La visión parcial de Madison es seguramente despreciable para el buen funcionamiento de su modelo en los Estados Unidos, lo cual es resultado de la buena sintonía entre la cultura política de raíz protestante de ese país y el complejo sistema institucional del que se dotó. Sin embargo, el fracaso de este mismo modelo en América Latina pone de relieve que la cultura política es un elemento tan básico como las leyes a la hora de explicar el funcionamiento de una sociedad. Fue Isócrates, nacido en el siglo V aC. en Atenas, el primero que, sin menospreciar el poder coercitivo de las leyes, señaló en su ‘Areopagitica’ que ‘los hombres que no reciben una buena educación se aventurarán a transgredir las leyes, aunque hayan sido establecidas con exactitud ‘(Isócrates 1982: 131), lo que experiencias como la desdichada Constitución de Weimar o el estado de corrupción generalizada del Estado español actual parecen corroborar. Así, Isócrates, sin renunciar al ‘punishment’y al ‘watchfulness’ (Isócrates 1982: 133), necesarios porque si no incluso los virtuosos se corrompen, propone la educación como garantía última del buen funcionamiento institucional.

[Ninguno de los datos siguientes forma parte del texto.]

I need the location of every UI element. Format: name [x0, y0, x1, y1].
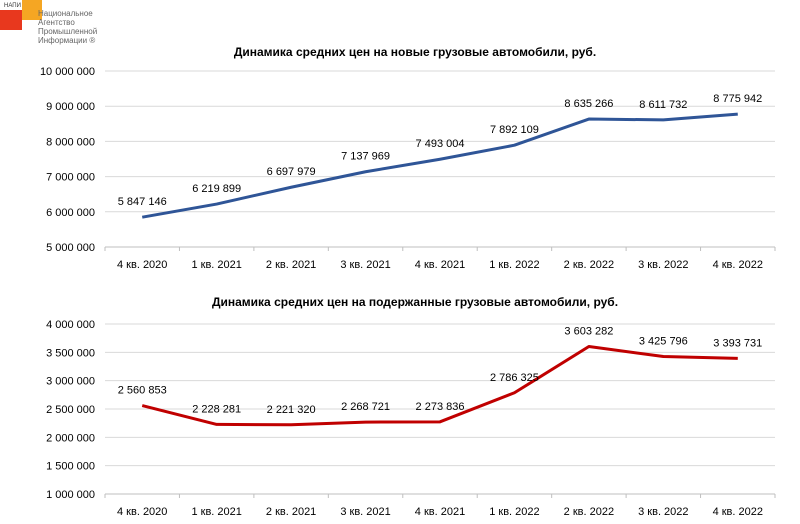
y-tick-label: 3 000 000 — [46, 376, 95, 388]
x-tick-label: 1 кв. 2022 — [489, 506, 539, 518]
data-label: 8 611 732 — [639, 99, 687, 111]
x-tick-label: 1 кв. 2021 — [191, 259, 241, 271]
data-label: 2 228 281 — [192, 403, 241, 415]
x-tick-label: 3 кв. 2021 — [340, 259, 390, 271]
chart-title: Динамика средних цен на подержанные груз… — [212, 295, 618, 309]
y-tick-label: 9 000 000 — [46, 101, 95, 113]
x-tick-label: 2 кв. 2022 — [564, 259, 614, 271]
y-tick-label: 8 000 000 — [46, 136, 95, 148]
logo-orange-square — [22, 0, 42, 20]
x-tick-label: 3 кв. 2022 — [638, 506, 688, 518]
logo-name: Национальное Агентство Промышленной Инфо… — [38, 9, 108, 45]
y-tick-label: 6 000 000 — [46, 207, 95, 219]
data-label: 3 393 731 — [713, 337, 762, 349]
series-line — [141, 344, 738, 427]
napi-logo: НАПИ Национальное Агентство Промышленной… — [0, 0, 110, 55]
logo-line: Национальное — [38, 9, 93, 18]
data-label: 8 635 266 — [564, 98, 613, 110]
data-label: 6 219 899 — [192, 183, 241, 195]
logo-line: Промышленной — [38, 27, 98, 36]
y-tick-label: 1 500 000 — [46, 461, 95, 473]
x-tick-label: 3 кв. 2021 — [340, 506, 390, 518]
data-label: 7 493 004 — [416, 138, 465, 150]
logo-line: Агентство — [38, 18, 75, 27]
y-tick-label: 2 500 000 — [46, 404, 95, 416]
data-label: 3 603 282 — [564, 325, 613, 337]
data-label: 3 425 796 — [639, 336, 688, 348]
x-tick-label: 4 кв. 2022 — [713, 259, 763, 271]
data-label: 7 137 969 — [341, 151, 390, 163]
logo-line: Информации ® — [38, 36, 96, 45]
logo-abbr: НАПИ — [4, 3, 21, 9]
y-tick-label: 1 000 000 — [46, 489, 95, 501]
chart-title: Динамика средних цен на новые грузовые а… — [234, 45, 596, 59]
x-tick-label: 2 кв. 2022 — [564, 506, 614, 518]
y-tick-label: 2 000 000 — [46, 432, 95, 444]
x-tick-label: 4 кв. 2020 — [117, 259, 167, 271]
x-tick-label: 1 кв. 2021 — [191, 506, 241, 518]
x-tick-label: 4 кв. 2021 — [415, 506, 465, 518]
y-tick-label: 4 000 000 — [46, 319, 95, 331]
x-tick-label: 4 кв. 2021 — [415, 259, 465, 271]
x-tick-label: 2 кв. 2021 — [266, 259, 316, 271]
data-label: 2 273 836 — [416, 401, 465, 413]
x-tick-label: 3 кв. 2022 — [638, 259, 688, 271]
data-label: 6 697 979 — [267, 166, 316, 178]
x-tick-label: 4 кв. 2022 — [713, 506, 763, 518]
data-label: 2 560 853 — [118, 385, 167, 397]
x-tick-label: 2 кв. 2021 — [266, 506, 316, 518]
y-tick-label: 10 000 000 — [40, 66, 95, 78]
y-tick-label: 7 000 000 — [46, 172, 95, 184]
x-tick-label: 1 кв. 2022 — [489, 259, 539, 271]
series-line — [141, 112, 738, 219]
logo-red-square — [0, 10, 22, 30]
data-label: 2 786 325 — [490, 372, 539, 384]
y-tick-label: 5 000 000 — [46, 242, 95, 254]
data-label: 8 775 942 — [713, 93, 762, 105]
y-tick-label: 3 500 000 — [46, 347, 95, 359]
x-tick-label: 4 кв. 2020 — [117, 506, 167, 518]
data-label: 5 847 146 — [118, 196, 167, 208]
data-label: 7 892 109 — [490, 124, 539, 136]
data-label: 2 221 320 — [267, 404, 316, 416]
data-label: 2 268 721 — [341, 401, 390, 413]
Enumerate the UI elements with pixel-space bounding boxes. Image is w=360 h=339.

Sin los valores adecuados, entiende, ninguna ley es garantía. Y esto nos devuelve a los cantos de sirena de la reforma constitucional.

La composición demográfica de España, sean cuales sean las leyes, es la de una mayoría aplastante de cultura castellana, educada en la cultura política del jacobinismo, la negación de la plurinacionalidad y la supremacía de todo lo que es castellano como elementos ‘comunes’. La mayoría política de más de dos tercios del parlamento español de PP, PSOE y UPyD deja poco margen a otra interpretación. Suponiendo que esta mayoría aplastante aceptara modificar la constitución española para que reconociera la plurinacionalidad del Estado, algo impensable para los tres partidos van radicalmente en contra, y que esa mayoría aplastante estuviera dispuesta a crear unos contrapesos nacionales que implicarían la pérdida formal de su hegemonía sobre el Estado, todavía existiría el problema de la educación política de la gran mayoría de la población. Difícilmente la mayoría del pueblo español aceptaría un ordenamiento de estas características, que sería percibido como una imposición catalana, combatido y finalmente destruido, de una manera u otra, como el caso de la constitución de Weimar ejemplifica. Además, cualquier resquicio legal sería utilizado por la oligarquía que controla el Estado para inutilizar los preceptos y mecanismos de control establecidos legalmente, como ha sucedido con cosas como el término ‘nacionalidad’ y la disposición adicional tercera del estatuto.

El catalanismo histórico, en el afán de encontrar alternativas nacionalmente aceptables a la separación, se ha empeñado en modificar España. Estas alternativas ‘realistas’ a la independencia se han demostrado, de hecho, imposibles. Pero es que aparte de imposibles, quizás no eran adecuadas. La cultura política castellana es de una manera determinada y el Estado que desea Castilla responde a esta cultura. Realmente, los catalanes no tenemos derecho de obligarles a ser de otra manera. Sin embargo, sí tenemos derecho a no aceptar ser asimilados. Las clases dominantes del Estado han tenido tiempo de impulsar un cambio educativo que permitiera un acomodo plurinacional para Cataluña. Lícitamente, se negaron a hacerlo. Esto conduce a los catalanes a una elección: ¿desea que Cataluña sea un Estado independiente?

Bibliografía

-Almirall, Valentí 1979. Lo catalanismo, Barcelona: Ediciones 62/La Caja.

-Isócrates 1982. ‘Aeropagiticus’ a Isócrates in Three Volumes, Harvard University Press.

-Madison, James 2012. The Federalist Papers ‘The Constitution of the United States of America and Selected Writings of the founding Fathers, New York: Barnes & Noble.

-Prat de la Riba, Enric 1978. La nacionalidad catalana, Barcelona: Ediciones 62/La Caja.